The shop was sited at 127a Oxford Road, 127 “a” because it was actually upstairs above another shop (and so got cheap rent). Apparently it was set up by a young lad called Rick. It’s worth remembering that Virgin were still fairly new up North, so there were opportunities for others to get a foothold. Black Sedan stocked regular album releases and also American imports, which was a thriving scene back then, as one student recalled: “When I first moved to Manchester at the end of ’74, for three months I stayed at a guy called Phil’s place who had spent 400 quid of his student grant on American imports from Black Sedan.” (Stuart James).
The shop also handled some of the early vinyl bootlegs, one of the few places in the city where you could (another was a dodgy little pornographic magazine store off Tib Street. You had to venture in past the dirty mac brigade to get to the bootleg room at the back of the shop!). Producer Martin Hannett was also a Black Sedan customer.
Black Sedan must have done fairly well (and their prices were competitive) as they moved to better premises in what was called The University Precinct just down the road. This was a 70s redevelopment which incorporated offices, a library and a small shopping centre all on the first floor. The shop moved there circa 1975/6 (according to an advert in a local fanzine) not long before I left.
Quite why I’ve still got a Black Sedan plastic bag 40 years after shopping there is anyone’s guess but I have, so here’s a picture. It’s a strange sort of art deco image, not particularly well drawn, and one wonders why they went for this look. No address on the bag, possibly because they had a second shop in Rochdale (which at least one forum user says was better). I don’t know when the Manchester store shut. I found an old receipt for the first shop online, note the lettering which isn’t a million miles away from the early Virgin graphics.
127a Oxford Road was taken over by Pandemonium Records, run by one of those mad record shop owners who have passed into legend. According to recollections on various forums, he sometimes charged 50p admission to the store. Other days he would let you in free, but charge you 50p to answer questions. Unpriced rand rare ecords were quoted at silly prices, but he would offer to tape them for £1 a side (and in more recent years burn them to CDR for money)! Needless to say he also had boxes of iffy bootleg cassettes. There is a bit of blurry video of him on the web huddled in some vinyl basement somewhere in the outer reaches of Greater Manchester, forced to move there because his previous shop threatened to fall in due to the weight of vinyl, but latest reports suggest he’s now gone.

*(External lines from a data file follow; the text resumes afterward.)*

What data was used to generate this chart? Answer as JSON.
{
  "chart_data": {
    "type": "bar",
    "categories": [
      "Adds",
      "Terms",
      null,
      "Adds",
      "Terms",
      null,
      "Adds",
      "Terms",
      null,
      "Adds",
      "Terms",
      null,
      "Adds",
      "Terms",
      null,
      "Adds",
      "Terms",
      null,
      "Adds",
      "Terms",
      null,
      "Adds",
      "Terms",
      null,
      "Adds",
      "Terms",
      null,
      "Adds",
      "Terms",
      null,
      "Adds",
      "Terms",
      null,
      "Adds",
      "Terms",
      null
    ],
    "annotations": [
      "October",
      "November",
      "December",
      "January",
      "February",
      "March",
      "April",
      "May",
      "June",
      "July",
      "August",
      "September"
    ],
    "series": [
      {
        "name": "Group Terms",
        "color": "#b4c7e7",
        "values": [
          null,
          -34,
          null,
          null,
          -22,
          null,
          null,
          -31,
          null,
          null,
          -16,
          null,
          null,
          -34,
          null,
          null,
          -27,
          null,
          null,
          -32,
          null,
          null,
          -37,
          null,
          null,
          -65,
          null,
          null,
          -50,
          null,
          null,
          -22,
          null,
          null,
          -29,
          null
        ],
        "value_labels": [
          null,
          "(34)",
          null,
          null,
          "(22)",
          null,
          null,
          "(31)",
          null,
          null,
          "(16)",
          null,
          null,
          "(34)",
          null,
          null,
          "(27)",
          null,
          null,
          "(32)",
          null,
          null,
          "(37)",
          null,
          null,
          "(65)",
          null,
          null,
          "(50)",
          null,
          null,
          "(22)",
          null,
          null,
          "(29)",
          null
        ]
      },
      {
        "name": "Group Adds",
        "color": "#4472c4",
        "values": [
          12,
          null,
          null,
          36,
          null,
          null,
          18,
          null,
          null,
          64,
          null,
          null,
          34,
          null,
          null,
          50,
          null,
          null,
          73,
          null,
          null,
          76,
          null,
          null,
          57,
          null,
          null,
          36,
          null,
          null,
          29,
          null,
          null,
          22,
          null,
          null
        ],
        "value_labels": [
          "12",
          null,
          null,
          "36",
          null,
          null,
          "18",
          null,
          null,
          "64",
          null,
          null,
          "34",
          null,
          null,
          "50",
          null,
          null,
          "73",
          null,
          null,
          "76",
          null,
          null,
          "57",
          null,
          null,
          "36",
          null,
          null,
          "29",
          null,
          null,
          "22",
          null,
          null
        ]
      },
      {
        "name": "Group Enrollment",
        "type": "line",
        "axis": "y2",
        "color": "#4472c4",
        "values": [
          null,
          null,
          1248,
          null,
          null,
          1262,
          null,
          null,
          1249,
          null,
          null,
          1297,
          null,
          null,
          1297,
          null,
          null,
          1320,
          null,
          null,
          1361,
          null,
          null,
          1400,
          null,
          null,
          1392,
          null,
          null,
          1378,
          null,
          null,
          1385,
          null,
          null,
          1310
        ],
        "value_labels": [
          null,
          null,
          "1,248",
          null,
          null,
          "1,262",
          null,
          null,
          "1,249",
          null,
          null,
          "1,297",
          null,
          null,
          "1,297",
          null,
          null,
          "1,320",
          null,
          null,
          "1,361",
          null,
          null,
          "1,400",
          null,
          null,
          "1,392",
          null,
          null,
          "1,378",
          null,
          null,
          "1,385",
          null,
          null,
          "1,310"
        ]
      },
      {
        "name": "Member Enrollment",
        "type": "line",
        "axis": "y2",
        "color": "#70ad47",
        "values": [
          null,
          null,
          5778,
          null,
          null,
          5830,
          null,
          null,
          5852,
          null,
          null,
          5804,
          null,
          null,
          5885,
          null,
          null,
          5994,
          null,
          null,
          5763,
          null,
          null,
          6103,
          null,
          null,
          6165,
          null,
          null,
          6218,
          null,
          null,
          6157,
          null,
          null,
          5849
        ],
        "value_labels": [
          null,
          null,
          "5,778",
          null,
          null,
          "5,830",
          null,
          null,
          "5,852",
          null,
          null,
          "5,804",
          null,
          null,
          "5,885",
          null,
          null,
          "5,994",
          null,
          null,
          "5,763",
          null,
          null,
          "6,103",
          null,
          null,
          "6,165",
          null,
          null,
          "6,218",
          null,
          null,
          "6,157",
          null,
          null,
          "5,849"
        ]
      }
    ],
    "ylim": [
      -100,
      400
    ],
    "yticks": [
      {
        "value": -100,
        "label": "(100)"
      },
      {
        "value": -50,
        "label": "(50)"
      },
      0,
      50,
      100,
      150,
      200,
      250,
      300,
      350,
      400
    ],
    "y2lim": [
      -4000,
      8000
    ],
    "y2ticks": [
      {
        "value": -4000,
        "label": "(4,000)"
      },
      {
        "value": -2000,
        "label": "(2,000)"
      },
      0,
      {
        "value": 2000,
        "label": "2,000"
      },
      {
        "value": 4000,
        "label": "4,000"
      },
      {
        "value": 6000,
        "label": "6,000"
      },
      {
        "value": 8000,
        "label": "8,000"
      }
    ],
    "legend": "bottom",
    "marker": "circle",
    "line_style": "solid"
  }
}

Sadly 127 Oxford Road has been redeveloped, but a couple of the older shops right next door have escaped the dead hand of the property portfolio and give a flavour of what the place looked like in the 70s, while astonishingly Johnny Roadhouse Music three doors down is still going. Don’t let the run-down state of their front fool you, it’s a mecca for musicians.
Thanks also to the Manchester District Music Archive
Fantastic memories. Bought my first Budgie album at Black Sedan. Close by was the “Seventh Day” which sold lots of insence sticks and oils.
I’d forgotten Seventh Day! Real head shop, or what passed for one back then…
I think it was “On The Eighth Day” as opposed to the seventh. Just up the road was Zouk, Johhny Roadhouse (the old man passed away a couple of years ago but his son still keeps it going) and the Jive Hive. Those were the days. Now it seems to be just a row of kebab shops. Such a shame.